Philip Nelson wrote (March 9th):
> 
> #3
> Finally, here is a little more of an api change.  The NO_NAMESPACE namespace
> is identified as a namespace that represents nothing.  However, I think a
> distiction needs to be made between "the element has no namespace" and "the
> element has an empty namespace"
> 
> These are now equivalent in JDOM and what I *think should happen* doesn't
> happen.  Here is an example (c/o Jochen Strunk)
> 
> Element element = new Element("element",
> Namespace.getNamespace("http://foo"));
> Element child1 = new Element("child1");
> Element child2 = new Element("child2");
> 
> element.addContent(child1);
> element.addContent(child2);
> 
> XMLOutputter op = new XMLOutputter("     ", true);
> op.output(element, System.err);
> 
> It outputs:
> <element xmlns="http://foo">
>       <child1 xmlns="" />
>       <child2 xmlns="" />
> </element>
> 
> In my opinion this is incorrect, the correct output would be:
> <element xmlns="http://foo">
>       <child1 />
>       <child2 />
> </element>

In my current opinion, the observed behavior is correct.  An element
created without a namespace has no namespace.  It does not inherit a
namespace, even if it has the chance to inherit a no-prefix "default"
namespace.  The "correct output" example proposed above would mean that
child1.getNamespaceURI() can return different values depending on its
location in the document.  To have a child element's namespace be
affected by its location in the document violates the namespace model we
use.

Per the namespaces spec, "If the URI reference in a default namespace
declaration is empty, then unprefixed elements in the scope of the
declaration are
not considered to be in any namespace."  So the output above is
consistent in indicating that child1 has no namespace.  It didn't have
one on creation, and it doesn't get one just because it's added to
another element.

Philip Nelson wrote (today):

> NO_NAMESPACE has got to be explained, both in the FAQ and in the api docs.
> It means "absense of namespace" in some contexts and "empty namespace" in
> the context of a parent element but only while outputting. Actually, I can't
> even say off the top of my head what it means in the context of a fully
> qualified namespace.  There is no way to tell if it's an empty namespace or
> the absense of a namespace by looking at it.  Jason is right, DOM is the
> same way except that somehow, magically, it does know the difference when
> outputting, or at least Xerces does when using the TreeWalker.  Since
> Elliote's point in this approach to a namespace api was to avoid contextual
> meaning of the namespace, this seems inconsistent to me.

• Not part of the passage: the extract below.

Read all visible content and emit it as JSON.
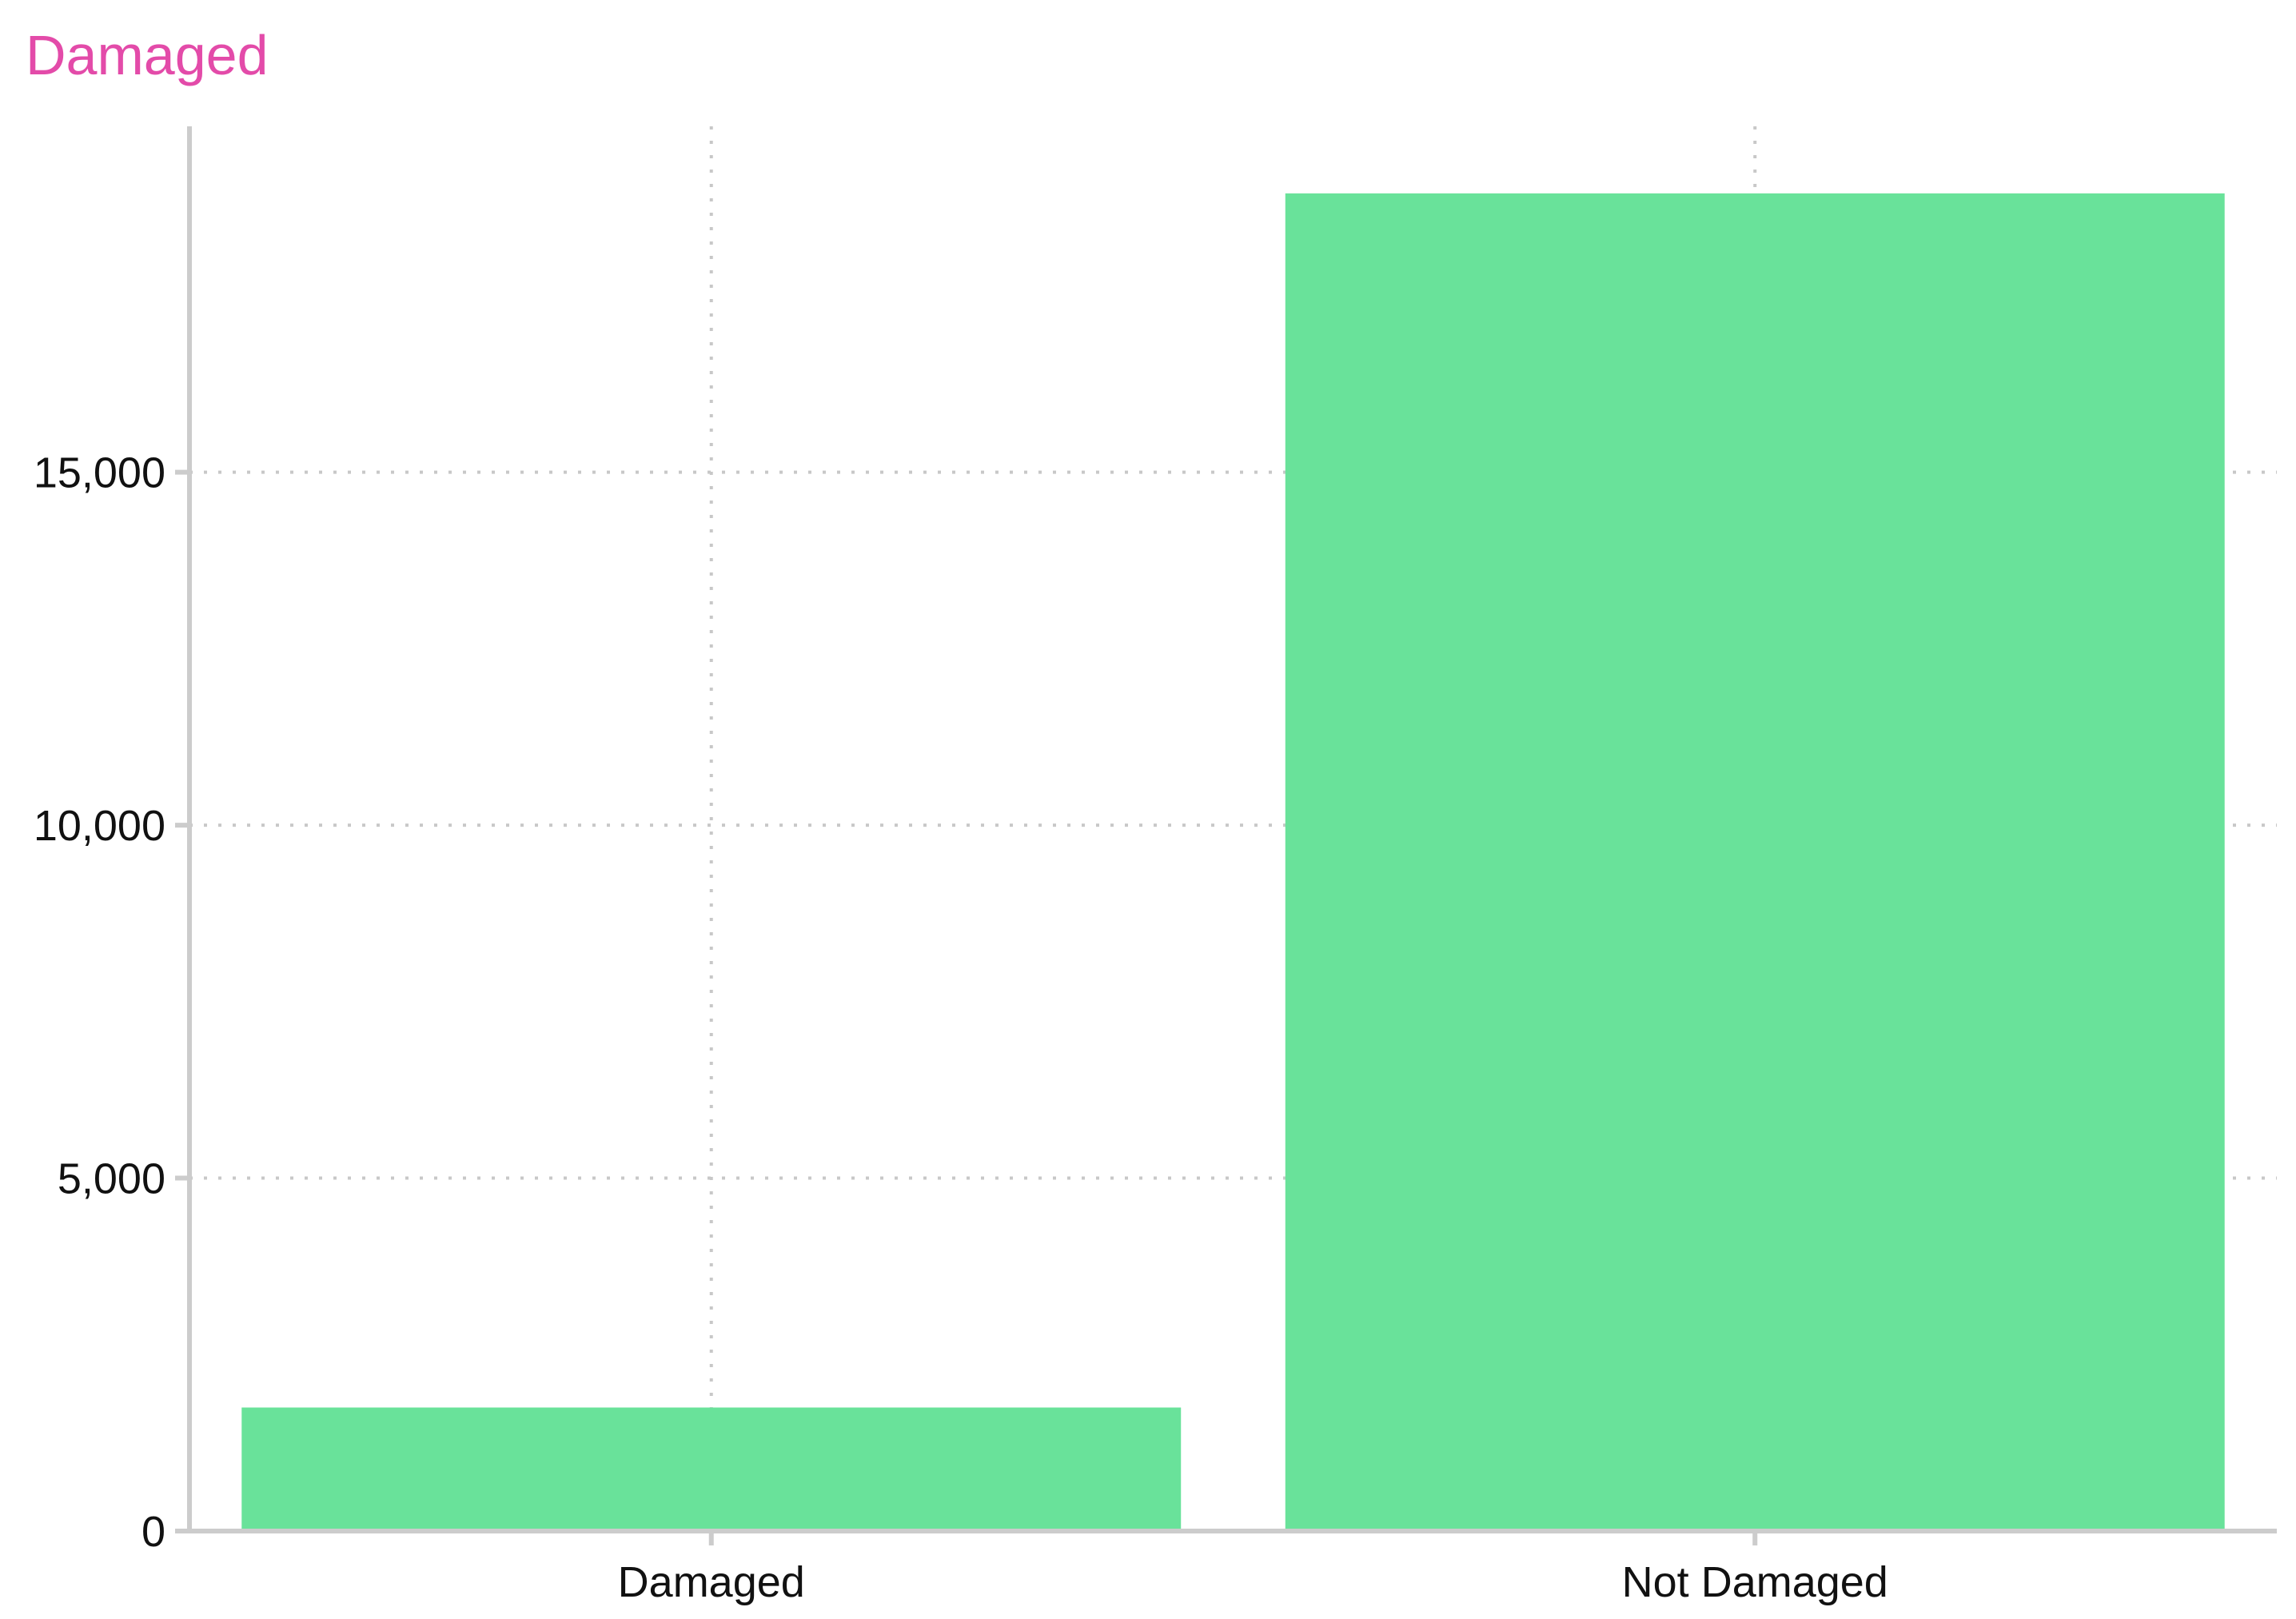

I think you're right we need to (a) make sure this is the right approach
and (b) document it better.  

One alternate approach is to replace the NO_NAMESPACE special namespace
with a simple "null" value to indicate an element not in any namespace. 
Then getNamespaceURI() would return null for elements not in any
namespace.  getNamespace() would return null.  And so on.  The outputter
would have to be changed to be smart enough to print the *same* output
as today to write xmlns="" to remove the default namespace where
appropriate.  

Hmm... I kind of like NO_NAMESPACE still because it makes the
XMLOutputter code cleaner.  It makes spec sense also because of the
namespace spec quote above and a related quote, "The default namespace
can be set to the empty string. This has the same effect, within the
scope of the declaration, of there being no default namespace."